Four steps at a time John Clayton took the stairs that led to the floor above. His wife and the servant hurried after him. Once he called his son's name in a loud voice; but receiving no reply he launched his great weight, backed by all the undiminished power of his giant muscles, against the heavy door. With a snapping of iron butts and a splintering of wood the obstacle burst inward.
At its foot lay the body of the unconscious Mr. Moore, across whom it fell with a resounding thud. Through the opening leaped Tarzan, and a moment later the room was flooded with light from a dozen electric bulbs.
It was several minutes before the tutor was discovered, so completely had the door covered him; but finally he was dragged forth, his gag and bonds cut away, and a liberal application of cold water had hastened returning consciousness.
"Where is Jack?" was John Clayton's first question, and then; "Who did this?" as the memory of Rokoff and the fear of a second abduction seized him.

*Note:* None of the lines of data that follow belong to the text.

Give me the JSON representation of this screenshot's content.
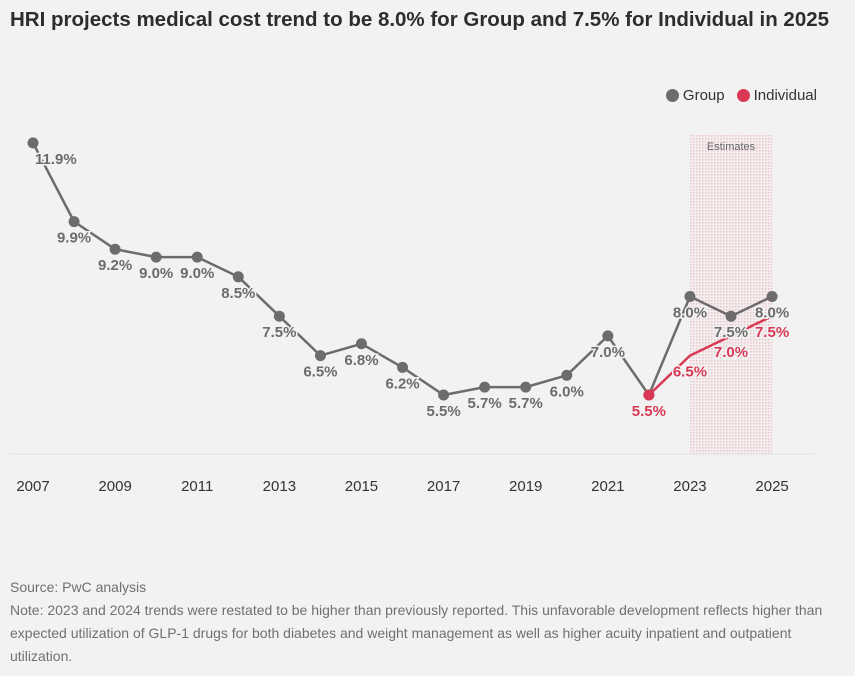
{
  "title": "HRI projects medical cost trend to be 8.0% for Group and 7.5% for Individual in 2025",
  "chart_data": {
    "type": "line",
    "title": "HRI projects medical cost trend to be 8.0% for Group and 7.5% for Individual in 2025",
    "x": [
      2007,
      2008,
      2009,
      2010,
      2011,
      2012,
      2013,
      2014,
      2015,
      2016,
      2017,
      2018,
      2019,
      2020,
      2021,
      2022,
      2023,
      2024,
      2025
    ],
    "x_tick_labels": [
      "2007",
      "2009",
      "2011",
      "2013",
      "2015",
      "2017",
      "2019",
      "2021",
      "2023",
      "2025"
    ],
    "series": [
      {
        "name": "Group",
        "color": "#6d6b6b",
        "x": [
          2007,
          2008,
          2009,
          2010,
          2011,
          2012,
          2013,
          2014,
          2015,
          2016,
          2017,
          2018,
          2019,
          2020,
          2021,
          2022,
          2023,
          2024,
          2025
        ],
        "values": [
          11.9,
          9.9,
          9.2,
          9.0,
          9.0,
          8.5,
          7.5,
          6.5,
          6.8,
          6.2,
          5.5,
          5.7,
          5.7,
          6.0,
          7.0,
          5.5,
          8.0,
          7.5,
          8.0
        ],
        "labeled": [
          true,
          true,
          true,
          true,
          true,
          true,
          true,
          true,
          true,
          true,
          true,
          true,
          true,
          true,
          true,
          false,
          true,
          true,
          true
        ]
      },
      {
        "name": "Individual",
        "color": "#d93954",
        "x": [
          2022,
          2023,
          2024,
          2025
        ],
        "values": [
          5.5,
          6.5,
          7.0,
          7.5
        ],
        "labeled": [
          true,
          true,
          true,
          true
        ]
      }
    ],
    "unit": "%",
    "annotation": {
      "label": "Estimates",
      "x_range": [
        2023,
        2025
      ]
    },
    "ylim": [
      4.0,
      12.2
    ],
    "grid": false,
    "legend_position": "top-right"
  },
  "legend": {
    "group": "Group",
    "individual": "Individual"
  },
  "footer": {
    "source": "Source: PwC analysis",
    "note": "Note: 2023 and 2024 trends were restated to be higher than previously reported. This unfavorable development reflects higher than expected utilization of GLP-1 drugs for both diabetes and weight management as well as higher acuity inpatient and outpatient utilization."
  }
}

Slowly Mr. Moore staggered to his feet. His gaze wandered about the room. Gradually he collected his scattered wits. The details of his recent harrowing experience returned to him.
"I tender my resignation, sir, to take effect at once," were his first words. "You do not need a tutor for your son — what he needs is a wild animal trainer."
"But where is he?" cried Lady Greystoke.
"He has gone to see Ajax."
It was with difficulty that Tarzan restrained a smile, and after satisfying himself that the tutor was more scared than injured, he ordered his closed car around and departed in the direction of a certain well-known music hall.